There are three menus; a big multi-page one with pizzas and a variety of other stuff, a colour-printed card featuring the chef's specials and a third hand-written, in a plastic holder on the table. It took a while to wade through all the offerings.
In the end we decided to start with cream of nettle soup, salad of greens and haloumi, an avocado salad and a pea soup with pork knuckle and prosciutto. All went down well enough and the portions were generous. The pea soup was tasty but the slice of prosciutto on its little floating island of bread didn't really belong there; eating soup with a knife was a first. The guy who ordered the nettle soup knew what he was in for and was complimentary about it but I tried a spoonful and was less so. Never having tasted nettle soup before I was not taken by the slight aftertaste of ashtray. There salads rated ten out of ten.
Main courses were goujons of chicken served on a bed of home made crisps with a sort of barbeque sauce, a Caesar salad with chicken, a whole sea bass cooked en papilotte and a huge chunk of Wagyu beef filet. The nettle soup man was not over-enthusiastic about his chicken, describing it as "alright". The Caesar salad had the right ingredients but would have looked better with parmesan shavings than it did with the cheese grated over it. Presentation of the sea bass was excellent; it was perfectly cooked and whilst it appeared to be whole it had been filleted in the kitchen.

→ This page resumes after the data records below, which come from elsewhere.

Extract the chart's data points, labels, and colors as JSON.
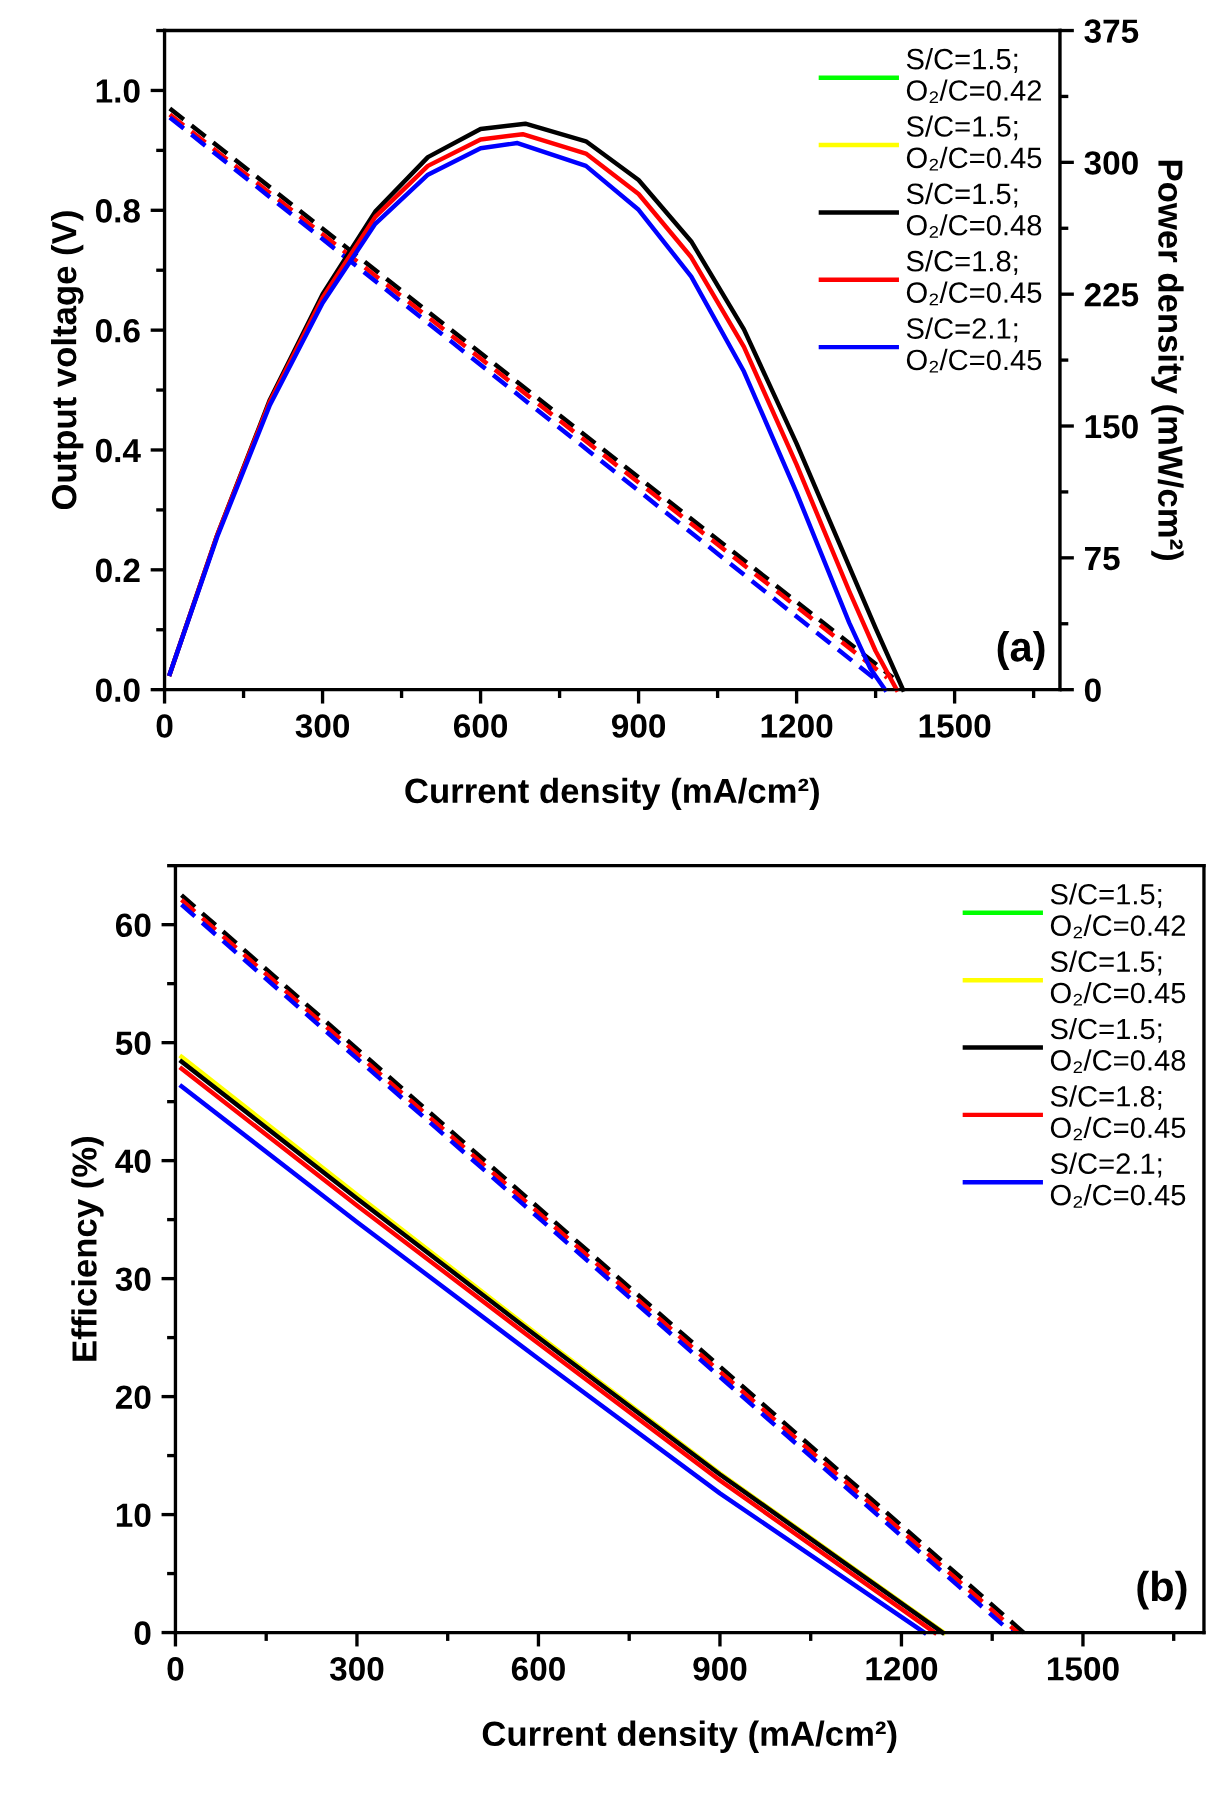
{
  "chart_data": [
    {
      "type": "line",
      "xlabel": "Current density (mA/cm²)",
      "ylabel": "Output voltage (V)",
      "y2label": "Power density (mW/cm²)",
      "xlim": [
        0,
        1700
      ],
      "xticks": [
        0,
        300,
        600,
        900,
        1200,
        1500
      ],
      "ylim": [
        0,
        1.1
      ],
      "yticks": [
        {
          "value": 0,
          "label": "0.0"
        },
        0.2,
        0.4,
        0.6,
        0.8,
        {
          "value": 1,
          "label": "1.0"
        }
      ],
      "y2lim": [
        0,
        375
      ],
      "y2ticks": [
        0,
        75,
        150,
        225,
        300,
        375
      ],
      "legend": "top right",
      "annotations": [
        "(a)"
      ],
      "series": [
        {
          "name": "S/C=1.5;\nO₂/C=0.42",
          "color": "#00ff00",
          "axis": "y2",
          "line_style": "solid"
        },
        {
          "name": "S/C=1.5;\nO₂/C=0.45",
          "color": "#ffff00",
          "axis": "y2",
          "line_style": "solid"
        },
        {
          "name": "S/C=1.5;\nO₂/C=0.48",
          "color": "#000000",
          "axis": "y2",
          "line_style": "solid",
          "x": [
            10,
            100,
            200,
            300,
            400,
            500,
            600,
            685,
            800,
            900,
            1000,
            1100,
            1200,
            1300,
            1350,
            1402
          ],
          "values": [
            9,
            88,
            165,
            225,
            272,
            303,
            319,
            322,
            312,
            290,
            255,
            205,
            140,
            70,
            35,
            0
          ]
        },
        {
          "name": "S/C=1.8;\nO₂/C=0.45",
          "color": "#ff0000",
          "axis": "y2",
          "line_style": "solid",
          "x": [
            10,
            100,
            200,
            300,
            400,
            500,
            600,
            680,
            800,
            900,
            1000,
            1100,
            1200,
            1300,
            1350,
            1390
          ],
          "values": [
            9,
            88,
            164,
            223,
            269,
            298,
            313,
            316,
            305,
            282,
            246,
            195,
            128,
            56,
            22,
            0
          ]
        },
        {
          "name": "S/C=2.1;\nO₂/C=0.45",
          "color": "#0000ff",
          "axis": "y2",
          "line_style": "solid",
          "x": [
            10,
            100,
            200,
            300,
            400,
            500,
            600,
            670,
            800,
            900,
            1000,
            1100,
            1200,
            1300,
            1340,
            1368
          ],
          "values": [
            9,
            87,
            162,
            220,
            265,
            293,
            308,
            311,
            298,
            273,
            235,
            181,
            112,
            38,
            12,
            0
          ]
        },
        {
          "color": "#000000",
          "axis": "y",
          "line_style": "dashed",
          "x": [
            10,
            1383
          ],
          "values": [
            0.97,
            0.02
          ]
        },
        {
          "color": "#ff0000",
          "axis": "y",
          "line_style": "dashed",
          "x": [
            10,
            1372
          ],
          "values": [
            0.96,
            0.02
          ]
        },
        {
          "color": "#0000ff",
          "axis": "y",
          "line_style": "dashed",
          "x": [
            10,
            1360
          ],
          "values": [
            0.955,
            0.01
          ]
        }
      ]
    },
    {
      "type": "line",
      "xlabel": "Current density (mA/cm²)",
      "ylabel": "Efficiency (%)",
      "xlim": [
        0,
        1700
      ],
      "xticks": [
        0,
        300,
        600,
        900,
        1200,
        1500
      ],
      "ylim": [
        0,
        65
      ],
      "yticks": [
        0,
        10,
        20,
        30,
        40,
        50,
        60
      ],
      "legend": "top right",
      "annotations": [
        "(b)"
      ],
      "series": [
        {
          "name": "S/C=1.5;\nO₂/C=0.42",
          "color": "#00ff00",
          "line_style": "solid"
        },
        {
          "name": "S/C=1.5;\nO₂/C=0.45",
          "color": "#ffff00",
          "line_style": "solid",
          "x": [
            10,
            300,
            600,
            900,
            1270
          ],
          "values": [
            48.8,
            37.1,
            25.2,
            13.5,
            0
          ]
        },
        {
          "name": "S/C=1.5;\nO₂/C=0.48",
          "color": "#000000",
          "line_style": "solid",
          "x": [
            10,
            300,
            600,
            900,
            1268
          ],
          "values": [
            48.4,
            36.8,
            25.0,
            13.4,
            0
          ]
        },
        {
          "name": "S/C=1.8;\nO₂/C=0.45",
          "color": "#ff0000",
          "line_style": "solid",
          "x": [
            10,
            300,
            600,
            900,
            1255
          ],
          "values": [
            47.8,
            36.2,
            24.5,
            12.9,
            0
          ]
        },
        {
          "name": "S/C=2.1;\nO₂/C=0.45",
          "color": "#0000ff",
          "line_style": "solid",
          "x": [
            10,
            300,
            600,
            900,
            1238
          ],
          "values": [
            46.3,
            34.8,
            23.2,
            11.8,
            0
          ]
        },
        {
          "color": "#000000",
          "line_style": "dashed",
          "x": [
            10,
            1402
          ],
          "values": [
            62.5,
            0
          ]
        },
        {
          "color": "#ff0000",
          "line_style": "dashed",
          "x": [
            10,
            1392
          ],
          "values": [
            62.1,
            0
          ]
        },
        {
          "color": "#0000ff",
          "line_style": "dashed",
          "x": [
            10,
            1382
          ],
          "values": [
            61.7,
            0
          ]
        }
      ]
    }
  ]
}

The American-reared wagyu beef was cooked rare and served in splendid isolation on its plate (meat and two veg is not the Bulgarian way, hence the salad starters). Although it was the most tender piece of beef I have tasted in years it was not as flavoursome as I would have liked. I recalled a friend's similar comment about Kobe beef, which is a distant relation, but my wife, who shared the filet, thought it was great and blamed my jaded palate.
Top marks go to the service. Our waiter was knowledgeable and helpful. He knew his way round the wine list and when there was a question about the different steaks on offer (Black Angus and rib-eye were also available) he brought samples to the table.
The wagyu beef was always going to be pricey; in fact it came in at 70 leva, and the 35.55 leva for the sea bass looked a bit lumpy too. Overall though, the bill for four starters, four mains, four beers, a couple of soft drinks and a bottle of pinot grigio came to a reasonable 196 leva before the tip. At current exchange rates that's £88 or US$131. It was not a faultless meal but certainly above average, thus the 4/5 score.